なぜ5年前の僕はレガシーシステムをリプレースできないのか

レガシーなインフラを改善するつもりが組織の悪者になる話 - Qiita

これを読みながら、僕は5年前に所属していた大手IT企業での仕事のことを思い出した。 その企業は日本のIT企業の中でも老舗で、よくある話だがガラケーiモードのときに一山当てて、その後も業態を替えながら1部上場を維持しているなかなかの企業である。

そんな中で、僕は2012年の入社当時から音楽配信事業に関わっていた。 その企業での音楽配信事業は上場するほどの成長の原動力になった中核事業でありながら、スマホシフトできずに衰退している事業だった。僕は、まさにそのスマホシフトへ挑戦し、そして敗北が決定的になるその時期に新卒として5年以上働いた。

当時、僕は意識はそこそこ高いが頭はあまり良くないエンジニアだった。 だから入社後数年経つと、社内のシステムの多くがメンテされておらず、また多くの前向きな活動 - 機能追加やユーザー体験向上 - を邪魔しているのがそれらのシステムであることに気づいた。いわゆるレガシーシステムというやつである。 当然僕は憤慨した。これらのシステムはなぜメンテナンスされていないのか。既存の問題を解決せず、塩漬けされるのかと。既存のシステムへの手入れを回避するために、新たな機能やサービスは別のシステムとして増築され、その結果ますますサービスの全体は複雑化していった。
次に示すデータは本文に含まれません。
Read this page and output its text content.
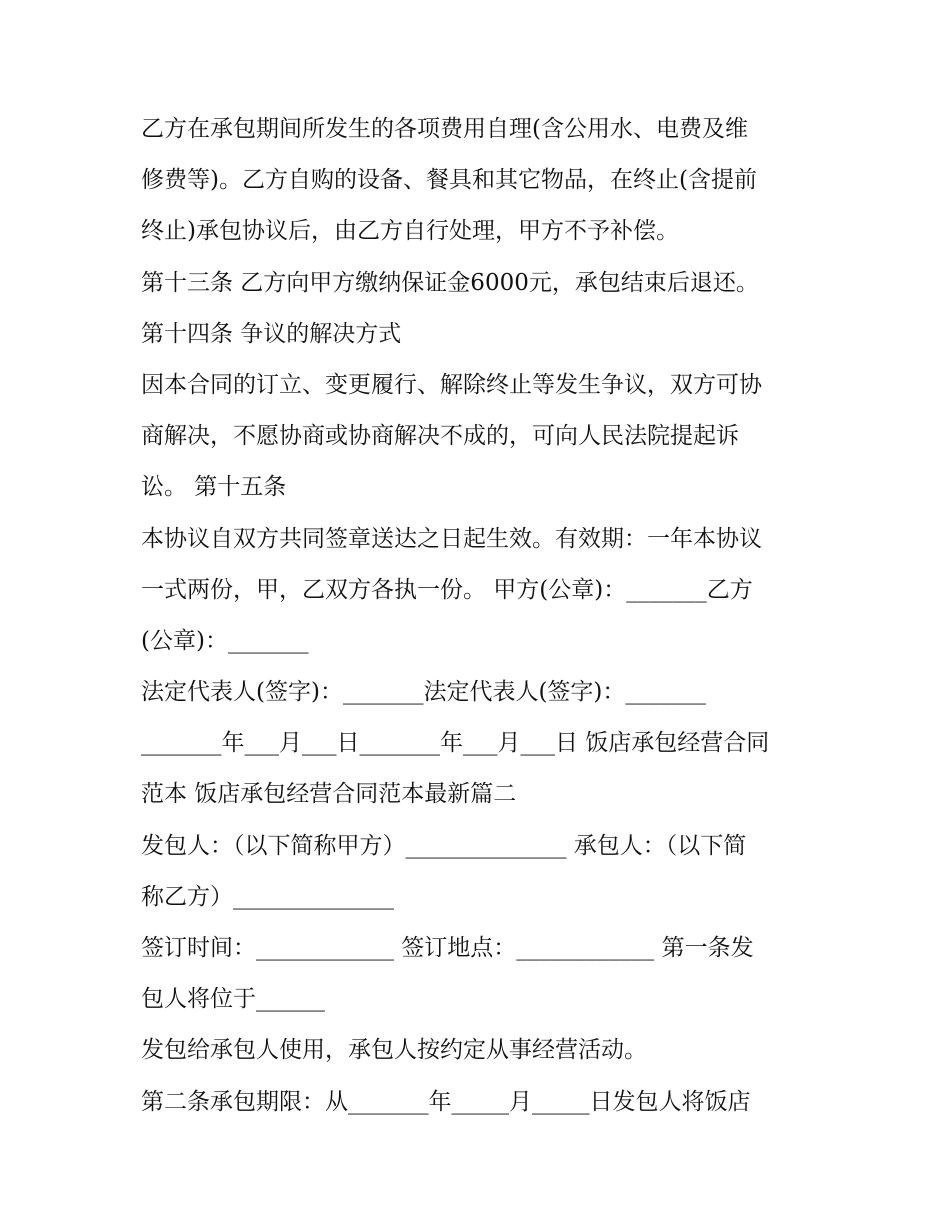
乙方在承包期间所发生的各项费用自理(含公用水、电费及维
修费等)。乙方自购的设备、餐具和其它物品，在终止(含提前
终止)承包协议后，由乙方自行处理，甲方不予补偿。
第十三条 乙方向甲方缴纳保证金6000元，承包结束后退还。
第十四条 争议的解决方式
因本合同的订立、变更履行、解除终止等发生争议，双方可协
商解决，不愿协商或协商解决不成的，可向人民法院提起诉
讼。 第十五条
本协议自双方共同签章送达之日起生效。有效期：一年本协议
一式两份，甲，乙双方各执一份。 甲方(公章)：_______乙方
(公章)：_______
法定代表人(签字)：_______法定代表人(签字)：_______
_______年___月___日_______年___月___日 饭店承包经营合同
范本 饭店承包经营合同范本最新篇二
发包人：（以下简称甲方）______________ 承包人：（以下简
称乙方）______________
签订时间：____________ 签订地点：____________ 第一条发
包人将位于______
发包给承包人使用，承包人按约定从事经营活动。
第二条承包期限：从_______年_____月_____日发包人将饭店
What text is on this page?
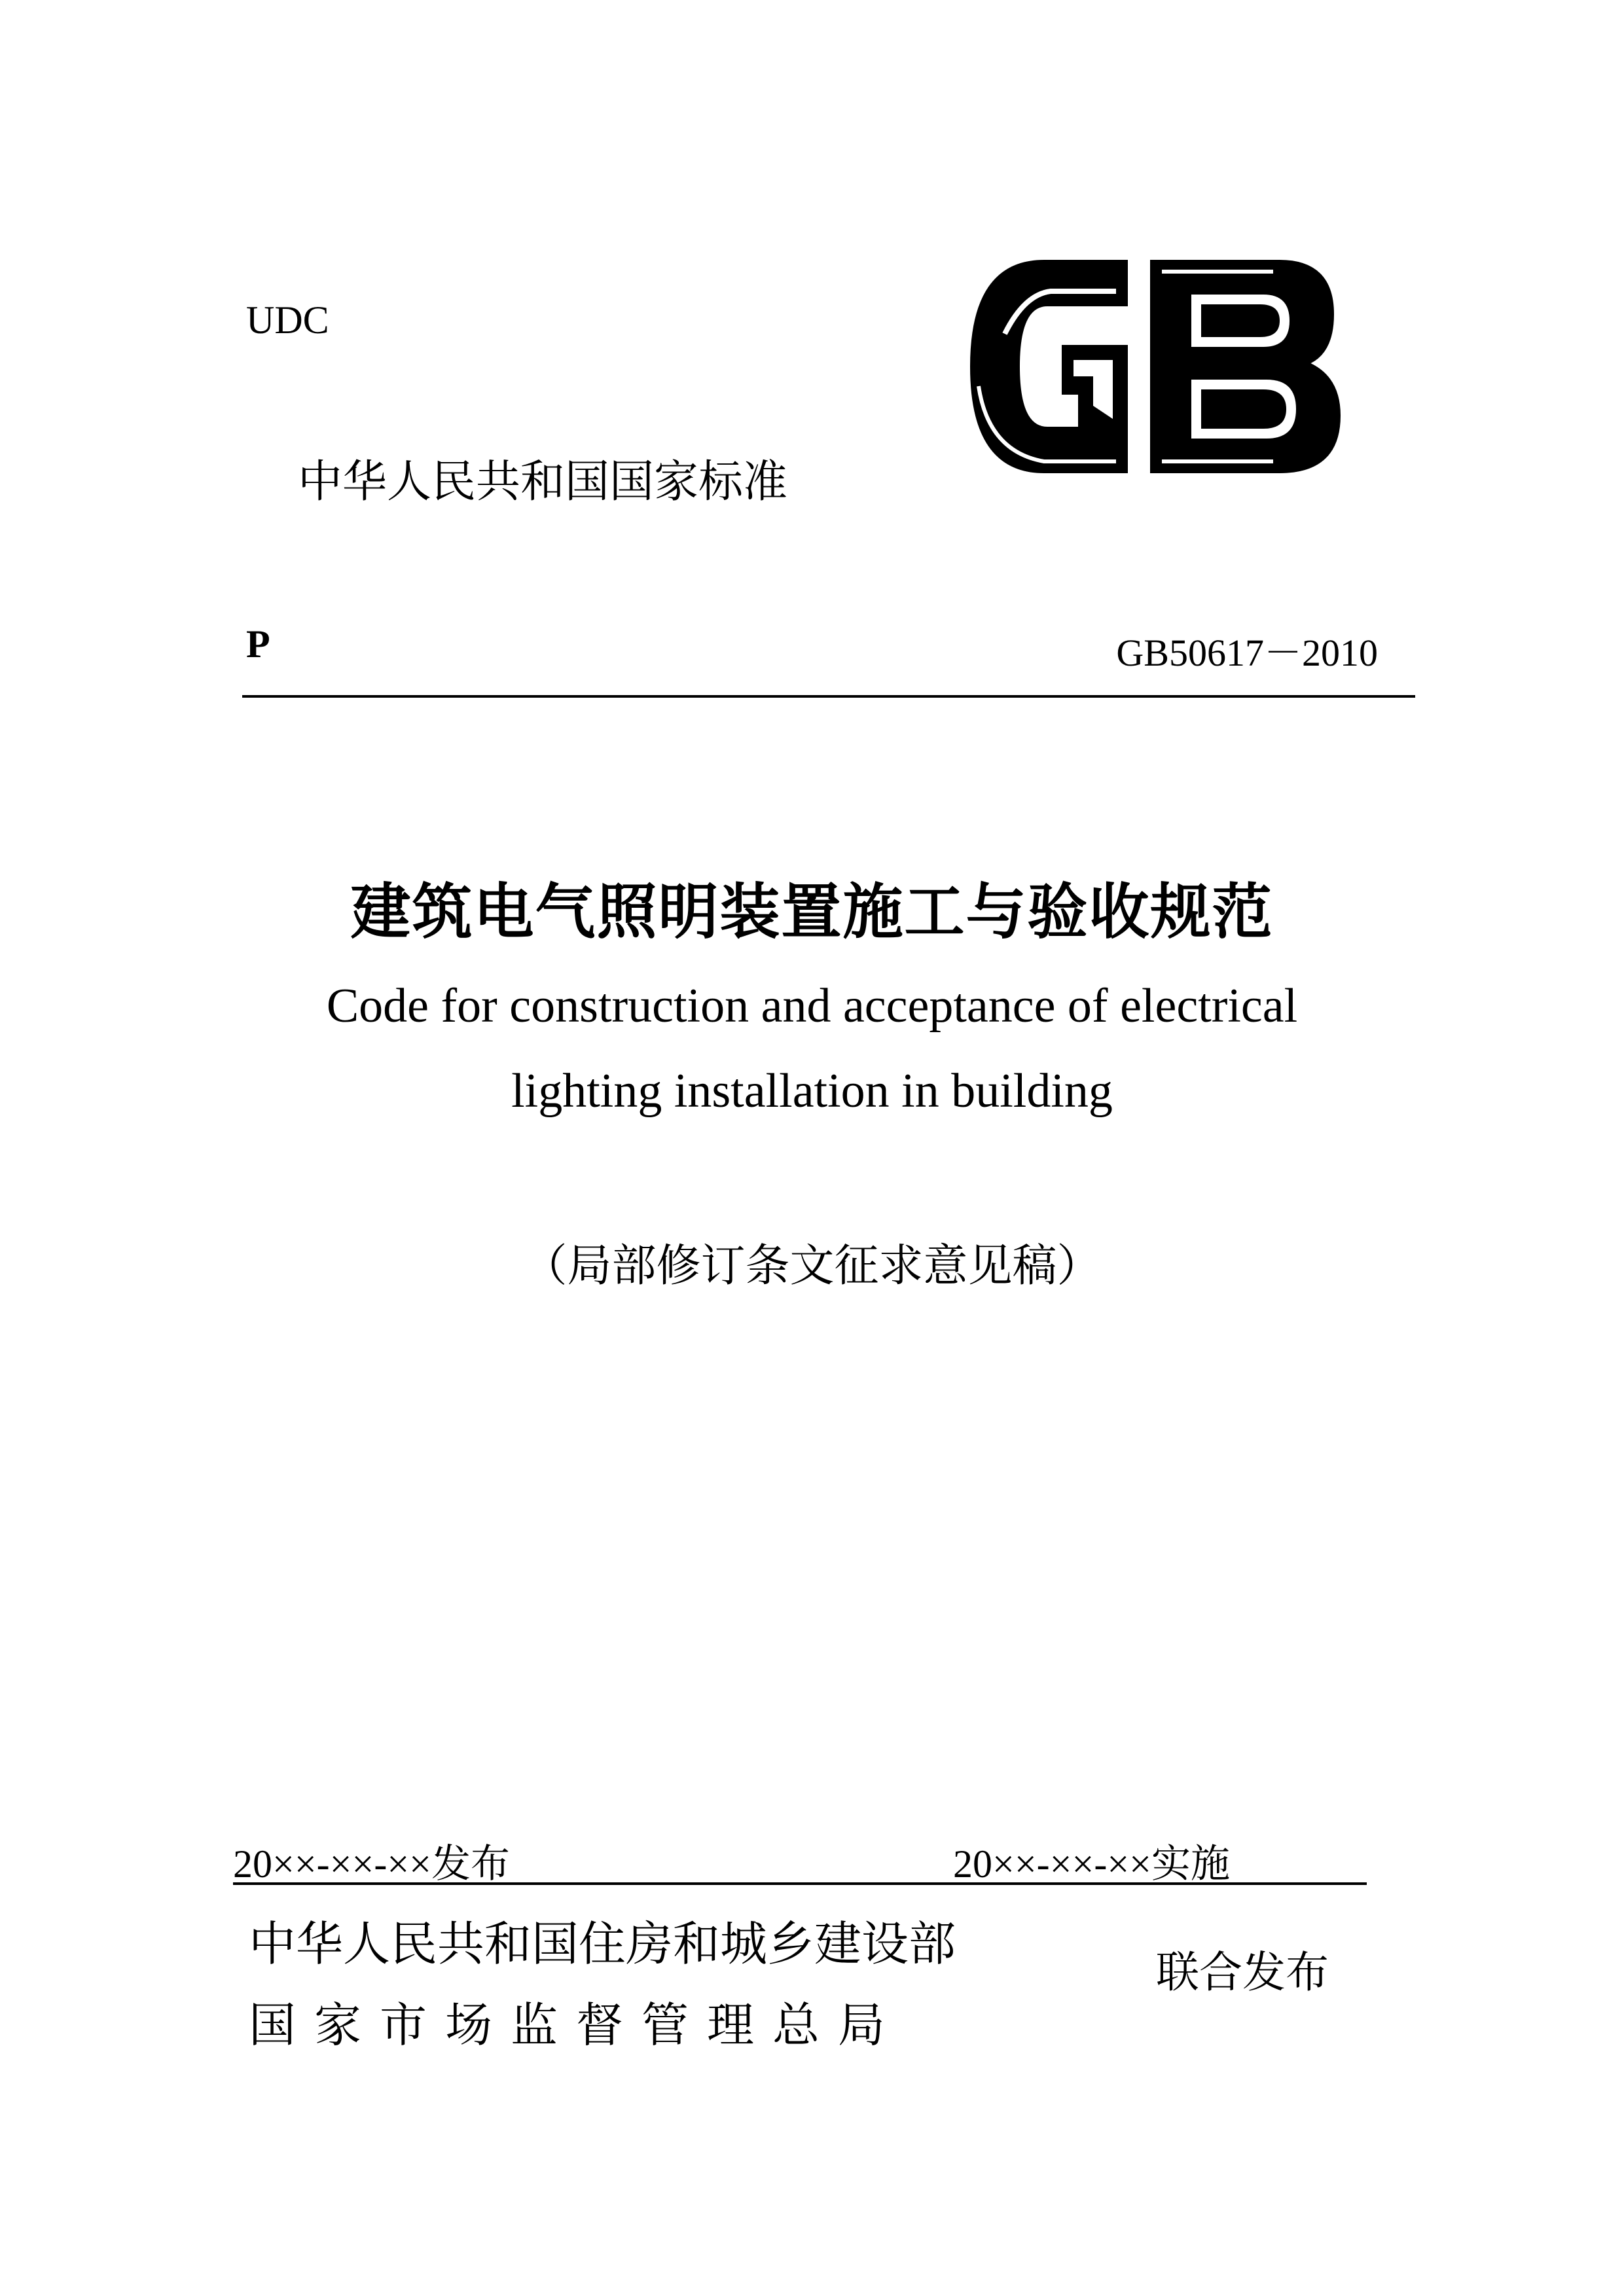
UDC
中华人民共和国国家标准
P	GB50617－2010
建筑电气照明装置施工与验收规范
Code for construction and acceptance of electrical
lighting installation in building
（局部修订条文征求意见稿）
20××-××-××发布	20××-××-××实施
中华人民共和国住房和城乡建设部
国家市场监督管理总局
联合发布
複雑化するのでサービスの改善はどんどん難しくなり、ユーザーはあっという間にapple musicやその他サービスに流れていった。僕らの敗北はどんどん決定的になっていた。

様々な理由を聞いた。このシステムはもはや開発しないと決定された。 これは言語がXXXだからもう開発できない。これはXXXだから、XXX部署の持ち物で・・・。 そうしているうちに僕自身は無力感が溢れ、敗軍の1兵卒として疑問を持たなくなり、負け犬としてふさわしくなっていった。

さて、8年前の僕に、今の僕がアドバイスをしよう。 より良いアーキテクチャ、より良いレガシーの置き換え、最新の言語、考え方を身につけるのと同じかそれ以上に、事業と、眼の前のシステムが事業にどういった影響を与えているのか理解しよう。 それを僕に説明する責務は、誰かのものにしていいものではなかった。それを理解していないからこそ、僕の提案ややりたいことは、本当にお金や時間を使うに値するのかどうか、上司は判断できなかった。僕が本当に目的を果たそうとする場合、それはXXXの責任だから、という言い訳はするべきではなかった。 もしかしたら、いや、おそらくは8年前の時点ですでに逆転は厳しい状況にあっただろう。だが、少なくとも8年前にそういった視点を持ち、上司やその上と議論ができていれば、少なくとも挑戦はでき、敗北することは出来ただろう。

8年前、挑戦することも出来ず、ただただ惰性で日々をすごく僕は、ひどく凡庸で、どこにでもいる、敗北すらできない傍観者だった。

P.S. 約10年経ったが、未だに僕はソフトウェアエンジニアリングにハマっている。 失敗ばかりだが、それでも物を作ることは楽しい。